Elegant form of $\left(\sum_{n=0}^\infty a_n x^n\right)^d$

Question

Question

Let $(a_n)_n$ be a bounded sequence of real numbers and $x \in (0,1)$, we can then consider the series: $$ \sum_{n=0}^\infty a_n x^n. $$ Let now $d\in \{2,3,\dots\}$ we can then consider $\left(\sum_{n=0}^\infty a_n x^n\right)^d$. I would like to write this in the following form: $$ \left(\sum_{n=0}^\infty a_n x^n\right)^d = \sum_{n=0}^\infty b_n x^n, \qquad (1) $$ for certain $b_n$.

Own Attempt

From the Multinomial Theorem we find that it can be written as: $$ \sum_{\sum_n k_n = d} \binom{d}{k_1,\dots} \prod_{t=0}^\infty (a_t x^{t})^{k_t} = \sum_{\sum_n k_n = d} \binom{d}{k_1,\dots} \sum_{v=0}^{\infty}\sum_{\sum_t t k_t = v} \left(\prod_{t=0}^\infty (a_t)^{k_t} \right) x^{v} $$ we can now try to move all these sums to the left, this way we can write: $$ \left(\sum_{n=0}^\infty a_n x^n\right) = \sum_{v=0}^\infty \left( \sum_{\sum_n k_n = d} \binom{d}{k_1,\dots} \sum_{\sum_t t k_t =v} \left( \prod_{t=0}^\infty a_t^{k_t} \right) \right) x^v $$ we have thus found the representation $(1)$ with: $$ b_v = \sum_{\sum_n k_n = d} \binom{d}{k_1,\dots} \sum_{\sum_t t k_t=v} \left( \prod_{t=0}^\infty a_t^{k_t}\right). $$ I was wondering if there isn't a more elegant representation of these $b_v$?

Answer 1

I don't know about what you consider "elegant", but are you aware that Faà di Bruno's formula can be expressed in terms of (partial) Bell polynomials? (See also Charalambides's book.)

Applied to your problem, we have

$$\left(\sum_{n\ge 0}a_n x^n\right)^d=\sum_{n\ge0}\left(\sum_{j=0}^{d}\frac{d!}{(d-j)!}a_0^{d-j}B_{n,j}(a_1,2a_2,\dots,n!a_n)\right)\frac{x^n}{n!}$$

Answer 2

It seems you are looking for the general formula of the Cauchy product of $d$ equal power series.
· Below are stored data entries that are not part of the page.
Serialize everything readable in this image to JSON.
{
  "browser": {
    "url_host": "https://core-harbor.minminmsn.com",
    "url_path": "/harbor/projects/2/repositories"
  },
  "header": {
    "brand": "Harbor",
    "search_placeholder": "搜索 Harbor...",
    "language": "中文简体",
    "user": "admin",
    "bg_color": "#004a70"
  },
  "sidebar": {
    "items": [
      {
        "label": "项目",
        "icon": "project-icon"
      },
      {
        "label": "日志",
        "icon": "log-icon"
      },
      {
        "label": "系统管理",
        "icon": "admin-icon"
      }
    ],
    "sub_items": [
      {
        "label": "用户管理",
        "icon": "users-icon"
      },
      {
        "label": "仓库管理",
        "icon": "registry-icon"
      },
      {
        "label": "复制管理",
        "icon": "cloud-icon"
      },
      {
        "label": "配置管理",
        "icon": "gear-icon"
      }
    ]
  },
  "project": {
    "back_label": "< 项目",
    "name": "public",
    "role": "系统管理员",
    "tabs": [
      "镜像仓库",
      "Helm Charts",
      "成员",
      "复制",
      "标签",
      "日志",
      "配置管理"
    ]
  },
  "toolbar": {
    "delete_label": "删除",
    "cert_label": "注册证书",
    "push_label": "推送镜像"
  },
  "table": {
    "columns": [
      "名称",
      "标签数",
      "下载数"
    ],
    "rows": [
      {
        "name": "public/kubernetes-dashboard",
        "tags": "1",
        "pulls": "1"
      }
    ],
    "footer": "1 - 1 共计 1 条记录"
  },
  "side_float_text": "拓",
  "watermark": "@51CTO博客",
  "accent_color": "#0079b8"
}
Consider two power series, $\sum\limits_{n=0}^{\infty} a_n x^n$ and $\sum\limits_{n=0}^{\infty} b_n x^n$, repectively convergent in $A$ and $B$. Then its Cauchy product is defined as

$$ \left( \sum_{m=0}^\infty a_m x^m \right) \left( \sum_{n=0}^{\infty} b_n x^n \right) \doteq \sum_{k=0}^{\infty} \sum_{\ell=0}^k a_{\ell}\ b_{k-\ell}\ x^k $$

and converges at least in $A \cap B$. Letting $c_k = \sum\limits_{\ell=0}^k a_{\ell}\ b_{k-\ell}$ we see that the R.H.S. is also a power series, namely

$$ \sum_{k=0}^{\infty} c_k x^k $$

Since you are interested in the case of the Cauchy product of $d$ equal power series we write

$$ \left( \sum_{n=0}^{\infty} a_n x^n \right)^d = \prod_{k=1}^d \left(\sum_{n=0}^{\infty} a_n x^n\right) $$

Now we just apply $d-1$ times the Cauchy product definition for two power series to obtain

$$ \sum_{n_1=0}^{\infty} \sum_{n_2=0}^{n_1} \cdots \sum_{n_d=0}^{n_{d-1}} a_{n_d}\ a_{n_{d-1} - n_d}\ \cdots a_{n_1 - n_2}\ x^n $$

Thus $$ \left( \sum_{n=0}^{\infty} a_n x^n \right)^d = \sum_{n=0}^\infty b_n x^n $$

with $$ b_n = \sum_{n_2=0}^{n} \cdots \sum_{n_d=0}^{n_{d-1}} a_{n_d}\ a_{n_{d-1} - n_d}\ \cdots a_{n_1 - n_2} $$

Answer 3

If you expand the product you will obtain a sum of products of the form $a_{n_1} a_{n_2} \cdots a_{n_d} x^{n_1+n_2+\cdots +n_d}$ which will be gathered if they share the same exponent of the $x$ variable. Hence $$b_n = \sum_{n_1 + \cdots + n_d = n} a_{n_1} a_{n_2} \cdots a_{n_d},$$ where the sum is extended to all possible tuples $(n_1, \ldots, n_d)$ of nonnegative integers satisfying their sum is $n$.